Your Data Is Not Perfect: Towards Cross-Domain Out-of-Distribution Detection in Class-Imbalanced Data
This addresses a realistic but challenging setting for machine learning systems that must handle imperfect data with domain shifts and class imbalances, though it is incremental in extending OOD detection to more complex scenarios.
The paper tackles the problem of out-of-distribution (OOD) detection in class-imbalanced, cross-domain data by proposing a UASA network, achieving significant performance improvements over state-of-the-art methods on three benchmarks.
Previous OOD detection systems only focus on the semantic gap between ID and OOD samples. Besides the semantic gap, we are faced with two additional gaps: the domain gap between source and target domains, and the class-imbalance gap between different classes. In fact, similar objects from different domains should belong to the same class. In this paper, we introduce a realistic yet challenging setting: class-imbalanced cross-domain OOD detection (CCOD), which contains a well-labeled (but usually small) source set for training and conducts OOD detection on an unlabeled (but usually larger) target set for testing. We do not assume that the target domain contains only OOD classes or that it is class-balanced: the distribution among classes of the target dataset need not be the same as the source dataset.
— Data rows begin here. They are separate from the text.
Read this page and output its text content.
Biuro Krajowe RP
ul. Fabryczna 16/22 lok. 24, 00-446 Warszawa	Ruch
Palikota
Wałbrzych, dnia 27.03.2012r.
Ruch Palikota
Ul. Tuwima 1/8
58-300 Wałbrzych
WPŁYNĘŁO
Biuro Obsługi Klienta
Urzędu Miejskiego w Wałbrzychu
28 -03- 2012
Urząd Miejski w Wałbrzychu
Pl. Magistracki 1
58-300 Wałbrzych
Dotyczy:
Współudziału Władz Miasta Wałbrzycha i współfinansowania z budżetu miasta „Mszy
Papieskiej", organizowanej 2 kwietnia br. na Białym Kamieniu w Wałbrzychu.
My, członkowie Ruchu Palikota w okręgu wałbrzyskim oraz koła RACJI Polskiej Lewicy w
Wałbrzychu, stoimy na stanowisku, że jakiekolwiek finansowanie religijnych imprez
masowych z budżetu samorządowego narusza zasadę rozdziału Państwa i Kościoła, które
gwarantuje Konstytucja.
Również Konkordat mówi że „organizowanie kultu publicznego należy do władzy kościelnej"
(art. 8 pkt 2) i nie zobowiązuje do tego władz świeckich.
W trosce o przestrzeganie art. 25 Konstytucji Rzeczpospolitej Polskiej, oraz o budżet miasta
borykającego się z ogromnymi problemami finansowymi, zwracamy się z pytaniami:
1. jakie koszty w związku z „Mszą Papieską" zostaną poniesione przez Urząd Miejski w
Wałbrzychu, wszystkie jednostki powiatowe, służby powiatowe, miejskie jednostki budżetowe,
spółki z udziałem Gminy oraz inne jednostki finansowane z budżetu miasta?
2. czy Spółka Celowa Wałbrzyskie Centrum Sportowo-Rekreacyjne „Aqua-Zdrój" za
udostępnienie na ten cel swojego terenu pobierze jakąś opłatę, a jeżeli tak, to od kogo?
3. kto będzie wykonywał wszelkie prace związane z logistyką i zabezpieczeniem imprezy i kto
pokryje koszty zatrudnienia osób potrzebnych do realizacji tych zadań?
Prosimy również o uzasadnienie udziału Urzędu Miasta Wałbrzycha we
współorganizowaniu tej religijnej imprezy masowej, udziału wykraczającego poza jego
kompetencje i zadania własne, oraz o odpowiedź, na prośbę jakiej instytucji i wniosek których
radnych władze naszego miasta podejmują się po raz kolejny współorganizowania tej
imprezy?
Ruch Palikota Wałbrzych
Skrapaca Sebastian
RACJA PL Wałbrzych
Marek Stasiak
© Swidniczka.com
To tackle this challenging setting with an OOD detection system, we propose a novel uncertainty-aware adaptive semantic alignment (UASA) network based on a prototype-based alignment strategy. Specifically, we first build label-driven prototypes in the source domain and utilize these prototypes for target classification to close the domain gap. Rather than utilizing fixed thresholds for OOD detection, we generate adaptive sample-wise thresholds to handle the semantic gap. Finally, we conduct uncertainty-aware clustering to group semantically similar target samples to relieve the class-imbalance gap. Extensive experiments on three challenging benchmarks demonstrate that our proposed UASA outperforms state-of-the-art methods by a large margin.